The inset (right) shows one of the two manufactured 7Be targets. The 7Be containing solution was equally distributed by a dropping machine on a 0.6 mm thick polyethylene foil. After drying, it has been inserted into the experimental setup (left).

Matter and Material

The standard Big-Bang nucleosynthesis (BBN) model predicts the abundance of the light isotopes produced when the temperature of the Universe was low enough to allow neutrons and protons to combine into nuclei. The validity of this model has been largely proved by the fact that it reproduces the primordial abundance of 2H, 3He and 4He.

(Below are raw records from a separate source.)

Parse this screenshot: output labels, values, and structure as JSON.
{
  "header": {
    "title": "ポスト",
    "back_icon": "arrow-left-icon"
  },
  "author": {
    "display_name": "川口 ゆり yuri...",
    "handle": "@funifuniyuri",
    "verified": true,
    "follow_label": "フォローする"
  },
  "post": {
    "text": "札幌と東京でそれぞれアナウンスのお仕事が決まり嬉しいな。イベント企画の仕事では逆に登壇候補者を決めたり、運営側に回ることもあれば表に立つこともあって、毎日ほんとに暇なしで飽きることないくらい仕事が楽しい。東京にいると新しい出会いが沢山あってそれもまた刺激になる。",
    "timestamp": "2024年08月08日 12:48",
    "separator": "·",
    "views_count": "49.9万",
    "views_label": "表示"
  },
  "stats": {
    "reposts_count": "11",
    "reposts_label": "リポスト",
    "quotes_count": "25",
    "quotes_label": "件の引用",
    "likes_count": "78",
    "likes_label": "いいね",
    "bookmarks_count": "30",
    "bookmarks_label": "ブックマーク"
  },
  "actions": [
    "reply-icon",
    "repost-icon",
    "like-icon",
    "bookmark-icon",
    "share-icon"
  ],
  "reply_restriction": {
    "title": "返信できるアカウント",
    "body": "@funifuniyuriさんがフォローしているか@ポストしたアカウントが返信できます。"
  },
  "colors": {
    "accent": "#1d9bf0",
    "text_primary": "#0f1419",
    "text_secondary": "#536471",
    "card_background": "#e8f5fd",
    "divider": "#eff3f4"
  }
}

However, a discrepancy still exists between the observed and the calculated 7Li abundance. This represents one of the most controversial and still pending problems in nuclear astrophysics, known as the “Cosmological Lithium problem". Approximately 95% of the primordial 7Li is believed to be the decay product of the primordial 7Be that occurred after the Big Bang when the plasma cooled down enough for the 7Be to capture an electron. Hence, in a search for a standard nuclear physics solution to the 7Li problem a great deal of attention has to be given to measuring the direct destruction of 7Be by reactions induced by particles like deuterium, 3He or neutrons present during BBN. The main showstoppers in conducting such experiments have been so far the limited availability and the elaborate handling of 7Be samples, due to its short half-life of only 53 days and the high specific activity of 13 GBq/g. However, PSI scientists from the Laboratory of Radiochemistry (LRC) have now developed together with the colleagues from the Operation Spallation Sources Group (BSQ) a method for separating sufficient amounts of 7Be from the cooling water of the neutron spallation source SINQ by chemically purifying it and producing targets suitable for measurements with particle beams. From the 7Be-batch obtained in 2015, two targets were manufactured and shipped to CERN for experiments at the neutron-Time-of-Flight facility n_TOF. The measurement has allowed to collect long-awaited data, now published in Physical Review Letters, on the 7Be(n,α) cross section. Before this measurement, the only available data was from a measurement at thermal neutron energy dating back to 1963. The n_TOF measurement is the first direct measurement over a relatively broad energy interval, that not only confirms a revision of the magnitude of the cross section, but also finds a significantly different energy dependence. Although this result does not solve the Cosmological Lithium Problem, the innovation behind this work paves the road for a series of measurements that are of great interest in BBN in particular and for Nuclear Astrophysics in general.